母親に電話をすると、必然的にラクラク・ホンには私の名前が表示される。

電話に出た母は、もしもしも言わずに「えなりかずきのモノマネ」と言うのである。

 常に「えなりかずき」のマネを強要される訳ではない。

その時その時、アドリブを要求されるのである。

私が「え~っ、イヤだよ」と言おうものなら、電話を切られてしまう。

仕方ないから、もう一度電話をかけると、「えなりかずきの決めゼリフ。
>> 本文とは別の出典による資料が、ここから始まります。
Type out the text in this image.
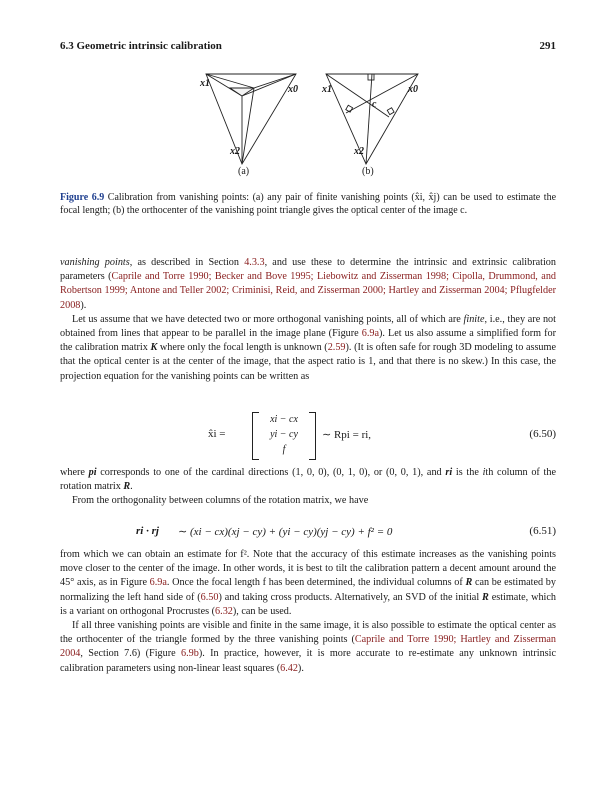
6.3 Geometric intrinsic calibration	291
x1
x0
x2
(a)
x1	x0
c
x2
(b)
Figure 6.9 Calibration from vanishing points: (a) any pair of finite vanishing points (x̂i, x̂j) can be used to estimate the focal length; (b) the orthocenter of the vanishing point triangle gives the optical center of the image c.

vanishing points, as described in Section 4.3.3, and use these to determine the intrinsic and extrinsic calibration parameters (Caprile and Torre 1990; Becker and Bove 1995; Liebowitz and Zisserman 1998; Cipolla, Drummond, and Robertson 1999; Antone and Teller 2002; Criminisi, Reid, and Zisserman 2000; Hartley and Zisserman 2004; Pflugfelder 2008).

Let us assume that we have detected two or more orthogonal vanishing points, all of which are finite, i.e., they are not obtained from lines that appear to be parallel in the image plane (Figure 6.9a). Let us also assume a simplified form for the calibration matrix K where only the focal length is unknown (2.59). (It is often safe for rough 3D modeling to assume that the optical center is at the center of the image, that the aspect ratio is 1, and that there is no skew.) In this case, the projection equation for the vanishing points can be written as

x̂i =
xi − cx
yi − cy
f
∼ Rpi = ri,	(6.50)

where pi corresponds to one of the cardinal directions (1, 0, 0), (0, 1, 0), or (0, 0, 1), and ri is the ith column of the rotation matrix R.

From the orthogonality between columns of the rotation matrix, we have

ri · rj ∼ (xi − cx)(xj − cy) + (yi − cy)(yj − cy) + f² = 0	(6.51)

from which we can obtain an estimate for f². Note that the accuracy of this estimate increases as the vanishing points move closer to the center of the image. In other words, it is best to tilt the calibration pattern a decent amount around the 45° axis, as in Figure 6.9a. Once the focal length f has been determined, the individual columns of R can be estimated by normalizing the left hand side of (6.50) and taking cross products. Alternatively, an SVD of the initial R estimate, which is a variant on orthogonal Procrustes (6.32), can be used.

If all three vanishing points are visible and finite in the same image, it is also possible to estimate the optical center as the orthocenter of the triangle formed by the three vanishing points (Caprile and Torre 1990; Hartley and Zisserman 2004, Section 7.6) (Figure 6.9b). In practice, however, it is more accurate to re-estimate any unknown intrinsic calibration parameters using non-linear least squares (6.42).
さんはいっ」と強要してくる。


 どうしても、えなりかずきのマネをしなければ、次の会話が成り立たない。

したがって、私はイヤイヤ、マネをする。

「母さん、しょうがないじゃないか~っ」

すると、母は「まだ、あんたかどうだか分からない・・・にしきのあきら、やって」と第二の矢を放ってくる。

「え~っ、知らねーよ」

私は面倒臭いと断ると途端に電話を切られてしまうので、しぶしぶ知る限りのにしきあきらの歌マネをする。

しかも、年齢相応に要求も古い・・・。

「え~っ、古りーから知らねーよ」

私は面倒臭いと断ると途端に電話を切られてしまうので、しぶしぶ知る限りのにしきあきらの歌マネをする。

「あいしてる~っ、とても~♪」

「で、何の用?」

評価もないままやっと本題に入るが、イヤイヤとはいえ客観的に、あまり知らないにしきのあきらのモノマネをする私が情けないと思う中、この姿を彼女に見られドン引きされた。

「違う違うっ、マザコンじゃないっ」

彼女に言い訳をしているのだが、母にもこの言い訳が聞こえたらしく、「なんなのマザコンって?」と理由を求められ、二人に何が何だかわからない説明をした事があった。


 一昨日も、母に電話をかけた時、唐突に「ちあきなおみ」と言われてしまった。

「俺はコロッケじゃないんだっ!もっと新しい芸能人とかいるだろうっ」と言い返した途端に、「コロッケが電話かけてくる訳ないでしょ」と電話を切られてしまった。


今度は、どんなモノマネを強要されるのかと思うと頭は痛いが、確実に防犯対策にはなるだろう・・・。